Que Dieu vous assiste et vous conserve !
Que le salut et la miséricorde de Dieu soient sur vous !
Frères, j'ai entendu dire que vous aviez trouvé mauvais que ma cavalerie soit venue dans vos environs. Je jure par le divorce avec mes bœufs de labour que mon intention n'était ni de vous nuire, ni de m'emparer de vos biens, ni de causer le moindre dommage au dernier d'entre vous. Mes cavaliers furent apostrophés en ces termes : " Pourquoi venez-vous chez nous qui sommes faibles et sans moyens de résistance ? Quand les Français l'auront appris, ils consommeront nos fourrages et nous dépouilleront tous. "
Lorsque j'eus connaissance de ces propos, je m'écriai : " Dieu a abandonné notre pays, puisque les musulmans n'y sont plus susceptibles d'aucun amour-propre, et que les véritables croyants, ceux qui ne peuvent supporter le mépris, ont disparu. "
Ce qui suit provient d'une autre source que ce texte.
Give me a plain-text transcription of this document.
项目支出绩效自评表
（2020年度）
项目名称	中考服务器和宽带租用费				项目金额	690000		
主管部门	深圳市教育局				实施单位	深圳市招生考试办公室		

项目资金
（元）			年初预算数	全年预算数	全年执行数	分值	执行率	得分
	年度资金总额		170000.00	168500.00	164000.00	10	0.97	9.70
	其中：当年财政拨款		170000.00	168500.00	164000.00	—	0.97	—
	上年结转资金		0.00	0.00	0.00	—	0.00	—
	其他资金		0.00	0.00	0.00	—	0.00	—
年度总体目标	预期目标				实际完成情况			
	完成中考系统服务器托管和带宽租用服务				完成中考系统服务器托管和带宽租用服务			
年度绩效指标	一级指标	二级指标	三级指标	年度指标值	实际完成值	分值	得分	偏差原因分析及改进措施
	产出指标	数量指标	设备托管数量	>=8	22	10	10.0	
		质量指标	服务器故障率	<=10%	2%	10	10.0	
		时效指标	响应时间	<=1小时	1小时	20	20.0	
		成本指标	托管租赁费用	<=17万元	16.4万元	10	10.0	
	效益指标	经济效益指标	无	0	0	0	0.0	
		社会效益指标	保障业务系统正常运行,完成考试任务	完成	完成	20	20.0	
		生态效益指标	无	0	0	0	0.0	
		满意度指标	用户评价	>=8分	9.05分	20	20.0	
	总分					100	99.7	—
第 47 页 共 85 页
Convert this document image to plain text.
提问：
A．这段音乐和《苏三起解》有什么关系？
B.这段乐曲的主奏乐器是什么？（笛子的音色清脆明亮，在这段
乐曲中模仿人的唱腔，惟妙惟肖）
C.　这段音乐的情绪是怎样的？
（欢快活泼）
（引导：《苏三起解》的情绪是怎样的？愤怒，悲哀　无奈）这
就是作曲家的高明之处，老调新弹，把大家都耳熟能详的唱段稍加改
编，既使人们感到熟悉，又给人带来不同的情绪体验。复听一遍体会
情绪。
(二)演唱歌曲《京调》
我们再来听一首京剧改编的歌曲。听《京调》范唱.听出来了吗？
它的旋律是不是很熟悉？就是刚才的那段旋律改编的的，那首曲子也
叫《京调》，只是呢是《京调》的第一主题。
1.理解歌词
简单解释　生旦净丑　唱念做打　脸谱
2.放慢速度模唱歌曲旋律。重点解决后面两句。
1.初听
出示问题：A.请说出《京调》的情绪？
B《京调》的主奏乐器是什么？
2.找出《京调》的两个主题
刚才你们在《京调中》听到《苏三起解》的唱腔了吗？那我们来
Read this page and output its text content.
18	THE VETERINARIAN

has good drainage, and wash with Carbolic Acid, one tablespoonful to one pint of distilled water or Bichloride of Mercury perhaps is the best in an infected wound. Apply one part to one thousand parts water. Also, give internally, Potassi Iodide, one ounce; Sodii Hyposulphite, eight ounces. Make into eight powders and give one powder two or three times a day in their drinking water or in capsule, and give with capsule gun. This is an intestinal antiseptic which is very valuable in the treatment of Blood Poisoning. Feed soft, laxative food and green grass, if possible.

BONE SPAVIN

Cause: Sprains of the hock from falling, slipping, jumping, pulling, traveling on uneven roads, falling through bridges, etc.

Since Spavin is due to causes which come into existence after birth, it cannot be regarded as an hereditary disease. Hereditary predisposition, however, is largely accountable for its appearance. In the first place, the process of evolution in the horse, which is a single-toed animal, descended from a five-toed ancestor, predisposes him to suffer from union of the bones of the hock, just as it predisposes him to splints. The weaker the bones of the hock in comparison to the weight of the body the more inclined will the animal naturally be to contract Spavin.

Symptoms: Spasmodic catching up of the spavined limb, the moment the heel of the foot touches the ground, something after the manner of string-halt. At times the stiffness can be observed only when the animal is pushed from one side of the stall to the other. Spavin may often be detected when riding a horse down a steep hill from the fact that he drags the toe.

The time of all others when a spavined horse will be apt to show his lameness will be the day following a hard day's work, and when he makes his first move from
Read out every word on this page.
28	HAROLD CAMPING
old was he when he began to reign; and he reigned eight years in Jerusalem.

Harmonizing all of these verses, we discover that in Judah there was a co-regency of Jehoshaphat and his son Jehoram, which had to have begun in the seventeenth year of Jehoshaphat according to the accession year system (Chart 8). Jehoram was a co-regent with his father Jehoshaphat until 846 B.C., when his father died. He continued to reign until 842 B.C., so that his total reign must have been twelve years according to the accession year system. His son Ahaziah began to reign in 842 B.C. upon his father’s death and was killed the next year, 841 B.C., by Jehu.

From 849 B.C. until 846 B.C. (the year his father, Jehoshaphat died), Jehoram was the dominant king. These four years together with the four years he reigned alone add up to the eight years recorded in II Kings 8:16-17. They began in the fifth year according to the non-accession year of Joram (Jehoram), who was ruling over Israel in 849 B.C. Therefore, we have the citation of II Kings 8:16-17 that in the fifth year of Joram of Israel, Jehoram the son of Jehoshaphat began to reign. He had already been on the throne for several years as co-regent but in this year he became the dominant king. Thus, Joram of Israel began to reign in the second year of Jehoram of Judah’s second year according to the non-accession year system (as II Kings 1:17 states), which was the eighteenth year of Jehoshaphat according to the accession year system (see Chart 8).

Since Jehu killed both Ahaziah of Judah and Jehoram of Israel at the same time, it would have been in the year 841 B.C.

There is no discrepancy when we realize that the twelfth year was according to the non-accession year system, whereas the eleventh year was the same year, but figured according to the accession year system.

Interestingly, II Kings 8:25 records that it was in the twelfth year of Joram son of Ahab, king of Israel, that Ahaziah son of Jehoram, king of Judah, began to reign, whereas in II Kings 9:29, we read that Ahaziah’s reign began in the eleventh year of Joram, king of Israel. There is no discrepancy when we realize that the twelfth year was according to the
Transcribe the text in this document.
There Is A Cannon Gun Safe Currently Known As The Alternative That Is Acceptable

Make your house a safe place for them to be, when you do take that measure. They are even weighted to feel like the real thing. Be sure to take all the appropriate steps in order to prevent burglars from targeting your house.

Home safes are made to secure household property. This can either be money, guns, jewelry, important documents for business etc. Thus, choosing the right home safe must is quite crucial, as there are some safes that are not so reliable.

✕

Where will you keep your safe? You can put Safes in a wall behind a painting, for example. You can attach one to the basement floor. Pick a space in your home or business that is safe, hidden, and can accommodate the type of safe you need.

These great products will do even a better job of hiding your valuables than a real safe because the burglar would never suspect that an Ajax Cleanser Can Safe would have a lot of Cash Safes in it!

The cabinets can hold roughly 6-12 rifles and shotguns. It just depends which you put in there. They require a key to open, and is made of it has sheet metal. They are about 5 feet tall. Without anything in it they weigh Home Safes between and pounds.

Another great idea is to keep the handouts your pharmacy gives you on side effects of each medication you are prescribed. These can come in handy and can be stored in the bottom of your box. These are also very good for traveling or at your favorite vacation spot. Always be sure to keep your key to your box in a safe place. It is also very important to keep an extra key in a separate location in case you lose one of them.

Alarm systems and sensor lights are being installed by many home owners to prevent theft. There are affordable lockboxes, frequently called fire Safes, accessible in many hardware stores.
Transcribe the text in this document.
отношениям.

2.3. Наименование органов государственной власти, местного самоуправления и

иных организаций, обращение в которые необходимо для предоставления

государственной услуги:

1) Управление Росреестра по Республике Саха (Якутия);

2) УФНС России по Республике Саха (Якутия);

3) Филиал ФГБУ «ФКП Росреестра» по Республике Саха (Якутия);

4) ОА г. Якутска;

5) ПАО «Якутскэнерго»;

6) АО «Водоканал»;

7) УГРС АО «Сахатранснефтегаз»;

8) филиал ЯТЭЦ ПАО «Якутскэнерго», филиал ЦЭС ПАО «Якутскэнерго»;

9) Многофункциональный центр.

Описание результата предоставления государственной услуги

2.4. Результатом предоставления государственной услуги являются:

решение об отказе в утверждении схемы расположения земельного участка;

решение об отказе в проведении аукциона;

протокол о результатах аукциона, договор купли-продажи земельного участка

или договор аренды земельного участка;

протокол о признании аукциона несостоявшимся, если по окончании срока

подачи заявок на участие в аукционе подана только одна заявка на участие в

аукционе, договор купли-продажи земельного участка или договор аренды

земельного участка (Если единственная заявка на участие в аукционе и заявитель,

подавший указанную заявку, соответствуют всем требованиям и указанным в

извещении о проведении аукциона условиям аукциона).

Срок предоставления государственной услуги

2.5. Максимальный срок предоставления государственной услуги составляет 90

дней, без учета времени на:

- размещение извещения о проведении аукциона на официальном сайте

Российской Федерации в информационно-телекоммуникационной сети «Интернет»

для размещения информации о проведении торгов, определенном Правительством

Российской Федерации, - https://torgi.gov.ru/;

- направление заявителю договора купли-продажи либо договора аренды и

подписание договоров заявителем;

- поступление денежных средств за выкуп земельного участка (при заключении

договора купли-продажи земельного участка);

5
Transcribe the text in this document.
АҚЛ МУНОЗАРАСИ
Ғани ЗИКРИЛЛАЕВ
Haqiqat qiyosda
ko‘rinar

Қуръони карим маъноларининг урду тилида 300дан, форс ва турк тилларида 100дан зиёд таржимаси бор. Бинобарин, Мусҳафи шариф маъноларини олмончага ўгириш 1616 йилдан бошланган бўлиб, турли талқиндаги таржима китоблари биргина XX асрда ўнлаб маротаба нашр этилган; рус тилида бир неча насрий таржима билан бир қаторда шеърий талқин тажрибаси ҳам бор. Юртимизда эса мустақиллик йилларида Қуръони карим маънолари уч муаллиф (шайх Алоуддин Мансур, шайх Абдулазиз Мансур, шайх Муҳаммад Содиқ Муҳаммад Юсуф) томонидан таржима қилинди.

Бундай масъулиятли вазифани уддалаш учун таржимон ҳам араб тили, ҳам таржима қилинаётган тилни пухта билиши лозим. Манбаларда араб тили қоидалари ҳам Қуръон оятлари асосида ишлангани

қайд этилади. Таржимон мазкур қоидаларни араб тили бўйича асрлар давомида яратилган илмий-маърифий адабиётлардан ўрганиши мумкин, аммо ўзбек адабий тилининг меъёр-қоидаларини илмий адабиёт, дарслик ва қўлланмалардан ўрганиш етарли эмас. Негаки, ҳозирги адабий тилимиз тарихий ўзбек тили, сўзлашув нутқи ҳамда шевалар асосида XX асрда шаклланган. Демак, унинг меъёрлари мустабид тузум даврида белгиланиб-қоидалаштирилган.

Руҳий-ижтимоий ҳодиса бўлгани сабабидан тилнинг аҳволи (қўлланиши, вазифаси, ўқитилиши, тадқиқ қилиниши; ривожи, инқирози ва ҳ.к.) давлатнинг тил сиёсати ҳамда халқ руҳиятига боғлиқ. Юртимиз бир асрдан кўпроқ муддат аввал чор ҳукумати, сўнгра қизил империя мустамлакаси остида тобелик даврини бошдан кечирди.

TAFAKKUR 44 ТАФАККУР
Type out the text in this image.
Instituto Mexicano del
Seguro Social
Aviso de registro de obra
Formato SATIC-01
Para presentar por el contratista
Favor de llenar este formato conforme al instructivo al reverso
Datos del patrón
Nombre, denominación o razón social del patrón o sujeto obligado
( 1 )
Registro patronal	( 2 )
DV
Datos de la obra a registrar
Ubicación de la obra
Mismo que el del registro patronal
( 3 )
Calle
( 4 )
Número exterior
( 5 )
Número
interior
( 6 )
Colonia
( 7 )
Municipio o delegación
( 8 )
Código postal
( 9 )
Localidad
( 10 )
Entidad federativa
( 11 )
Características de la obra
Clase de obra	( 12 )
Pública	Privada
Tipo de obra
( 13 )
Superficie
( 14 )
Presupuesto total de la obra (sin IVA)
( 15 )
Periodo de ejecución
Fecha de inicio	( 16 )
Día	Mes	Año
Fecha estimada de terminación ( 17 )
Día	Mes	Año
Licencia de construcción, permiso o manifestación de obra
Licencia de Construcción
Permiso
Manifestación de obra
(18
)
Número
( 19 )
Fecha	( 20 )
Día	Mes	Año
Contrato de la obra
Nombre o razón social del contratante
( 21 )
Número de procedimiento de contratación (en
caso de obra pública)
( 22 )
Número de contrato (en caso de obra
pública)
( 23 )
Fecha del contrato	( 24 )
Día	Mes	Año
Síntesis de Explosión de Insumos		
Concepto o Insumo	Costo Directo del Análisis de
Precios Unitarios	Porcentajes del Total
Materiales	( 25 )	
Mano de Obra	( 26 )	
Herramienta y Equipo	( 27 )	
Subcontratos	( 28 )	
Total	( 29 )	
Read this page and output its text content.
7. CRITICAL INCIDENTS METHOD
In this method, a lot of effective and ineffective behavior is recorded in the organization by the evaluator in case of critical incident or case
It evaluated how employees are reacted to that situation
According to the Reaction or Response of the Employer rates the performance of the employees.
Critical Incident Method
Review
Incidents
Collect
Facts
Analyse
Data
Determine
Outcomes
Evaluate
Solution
Avant cet événement, je me suis résigné à supporter avec patience le mal et le bien, en attendant que des jours meilleurs viennent à luire pour notre seigneur et maître El-Hadj-Abd-el Kader. En effet, Dieu a dit : " Lorsque l'époque du dernier jour approchera, le commandement sera réparti entre plusieurs. "
Tout ce que j'ai à vous dire aujourd'hui , ô mes frères, consiste à vous engager à tranquilliser vos esprits, comme à ne concevoir aucune crainte de mon côté ; car je jure par le Dieu tout-puissant que non seulement je ne vous attaquerai jamais, mais encore que je n'ai jamais eu la pensée de le faire. Mes cavaliers se borneront à dépouiller les gens qui vont chez les impies, soit pour y commercer ; soit pour nous trahir. Ceux qui échapperont auront passé à mon insu.

    

 

   

Rendez-donc le repos à votre esprit et occupez-vous de ce qui doit vous préserver de la colère divine, car les peines que le maître du monde inflige sont terribles et nul coupable ne peut s'y soustraire. Fasse le Ciel que vous soyez préservés des souffrances de ce monde et de l'autre ! Tel est le vœu que je forme pour vous. J'en prends Dieu à témoin, je ne voudrais pas vous voir victimes de la moindre infortune, et croyez que c'est toujours avec chagrin que j'accueille les nouvelles qui vous sont défavorables.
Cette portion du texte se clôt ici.